A notre petite échelle, nous aidons à donner une certaine direction à ces mouvements qui sont exclus des principaux événements du Forum social mondial ; de sorte que nous espérons que le prochain Forum social mondial donnera une place plus grande aux mouvements comme le nôtre, où qu’il se tienne. Le fait d’avoir mené ces deux actions a pu donner une idée raisonnablement bonne aux autres mouvements ce qui peut être fait avec juste un peu d’innovation, de créativité, de volontarisme et d’esprit de don, pour réintégrer et réaffirmer l’autorité des pauvres au sein du forum, de personnes qui sont révolutionnaires au sein du forum. Nous pensons que nous ferons bien mieux si les forces radicales sont autorisées à exprimer leur opinion, de sorte que nous cessions d’être une assemblée de gens qui sont toujours d’accord. Parfois il est sain d’être agréablement en désaccord

Selon vous, quelles sont les questions politiques et sociales que les militants à travers le monde doivent prendre en compte, en particulier en ce qui concerne l’Afrique ?

Pour nous au Kenya, nous sommes dans une année électorale. Nous allons aller aux élections pour la première fois après avoir eu un gouvernement de coalition qui s’est rapidement effondré et qui nous a laissés dans la nature, nous les gens qui avions voté pour eux. Donc nous avons une énorme tâche d’éduquer à nouveau les gens à propos du processus démocratique des élections. En bref pour nous en tant qu’organisation nous allons avoir un rôle très actif dans cela.
Mais notre organisation traite aussi de questions qui ont un aspect aussi bien local que global. Par exemple nous sommes très concernés par « la mode » de la guerre contre le terrorisme parce qu’elle a été un instrument pour créer de la terreur dans la vie du citoyen ordinaire. Ainsi notre organisation a contribué à faire en sorte que la loi anti-terroriste ne passe pas, parce que cette loi mettait en place une police d’Etat et nous faisait perdre tous nos droits civiques en échange d’une protection contre un terrorisme qui n’existe même pas vraiment ici. Donc nous nous inscrivons dans des causes globales.
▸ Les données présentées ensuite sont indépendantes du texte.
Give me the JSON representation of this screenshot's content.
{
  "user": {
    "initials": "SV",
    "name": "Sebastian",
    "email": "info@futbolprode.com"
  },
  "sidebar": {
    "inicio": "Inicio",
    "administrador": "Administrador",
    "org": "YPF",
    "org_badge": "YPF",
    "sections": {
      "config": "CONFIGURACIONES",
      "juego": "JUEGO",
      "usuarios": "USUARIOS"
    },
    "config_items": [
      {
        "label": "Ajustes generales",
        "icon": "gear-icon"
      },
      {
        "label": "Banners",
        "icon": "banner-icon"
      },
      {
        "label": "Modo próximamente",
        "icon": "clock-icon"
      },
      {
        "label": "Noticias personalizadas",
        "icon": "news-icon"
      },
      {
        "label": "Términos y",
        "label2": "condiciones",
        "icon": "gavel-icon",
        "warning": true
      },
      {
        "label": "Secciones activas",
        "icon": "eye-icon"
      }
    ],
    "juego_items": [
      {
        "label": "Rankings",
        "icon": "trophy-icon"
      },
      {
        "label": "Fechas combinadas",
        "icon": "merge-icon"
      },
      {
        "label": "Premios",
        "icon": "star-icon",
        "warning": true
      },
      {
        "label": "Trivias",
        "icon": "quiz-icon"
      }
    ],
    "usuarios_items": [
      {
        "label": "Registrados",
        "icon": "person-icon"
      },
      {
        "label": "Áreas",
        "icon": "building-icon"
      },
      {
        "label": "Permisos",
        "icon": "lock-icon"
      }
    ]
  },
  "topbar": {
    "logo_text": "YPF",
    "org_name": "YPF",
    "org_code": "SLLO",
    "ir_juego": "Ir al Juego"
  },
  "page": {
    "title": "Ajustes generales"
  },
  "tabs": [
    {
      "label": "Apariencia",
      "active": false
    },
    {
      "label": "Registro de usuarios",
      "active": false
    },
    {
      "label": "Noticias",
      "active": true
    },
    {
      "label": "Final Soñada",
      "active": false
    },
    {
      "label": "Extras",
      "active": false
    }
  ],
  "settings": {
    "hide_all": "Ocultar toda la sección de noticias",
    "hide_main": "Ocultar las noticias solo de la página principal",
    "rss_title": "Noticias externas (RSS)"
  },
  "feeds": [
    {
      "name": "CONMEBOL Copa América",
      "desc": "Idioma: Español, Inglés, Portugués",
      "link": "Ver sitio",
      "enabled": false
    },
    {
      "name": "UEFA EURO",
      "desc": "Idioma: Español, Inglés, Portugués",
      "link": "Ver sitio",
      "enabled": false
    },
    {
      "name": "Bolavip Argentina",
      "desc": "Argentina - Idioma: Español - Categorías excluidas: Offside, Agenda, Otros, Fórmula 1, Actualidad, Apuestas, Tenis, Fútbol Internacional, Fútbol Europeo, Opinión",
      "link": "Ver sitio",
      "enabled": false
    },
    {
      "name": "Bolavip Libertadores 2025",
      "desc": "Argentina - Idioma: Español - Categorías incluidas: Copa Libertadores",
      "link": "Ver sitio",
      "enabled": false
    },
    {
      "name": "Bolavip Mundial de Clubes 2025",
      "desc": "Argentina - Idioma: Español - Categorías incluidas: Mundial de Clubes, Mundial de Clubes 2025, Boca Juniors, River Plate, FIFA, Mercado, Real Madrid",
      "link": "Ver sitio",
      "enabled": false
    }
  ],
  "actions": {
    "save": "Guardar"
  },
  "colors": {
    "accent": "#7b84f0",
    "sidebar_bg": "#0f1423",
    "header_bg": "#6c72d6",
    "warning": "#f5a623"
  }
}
Nous tenons également beaucoup aux questions de déséquilibre des échanges. Vous savez que nous Africains payons le prix du commerce qui est quelque chose que nous voulons traiter de manière quotidienne, même si nous sommes un mouvement de base donc limité par un manque de ressources, mais la manière innovante de traiter nos problèmes nous permet d’aller assez loin.

Nous espérons que le message que les gens qui nous ont rencontrés emporteront avec eux c’est qu’il existe un groupe de gens au Kenya avec lequel ils peuvent travailler, et que si on est inclus dans un processus nous pouvons avoir un impact, peut-être local mais grand, et c’est juste un pas en avant pour nous tous qui voulons changer le monde.

Entrevue réalisée par Kohou Mbwélili pour la revue Imprecor.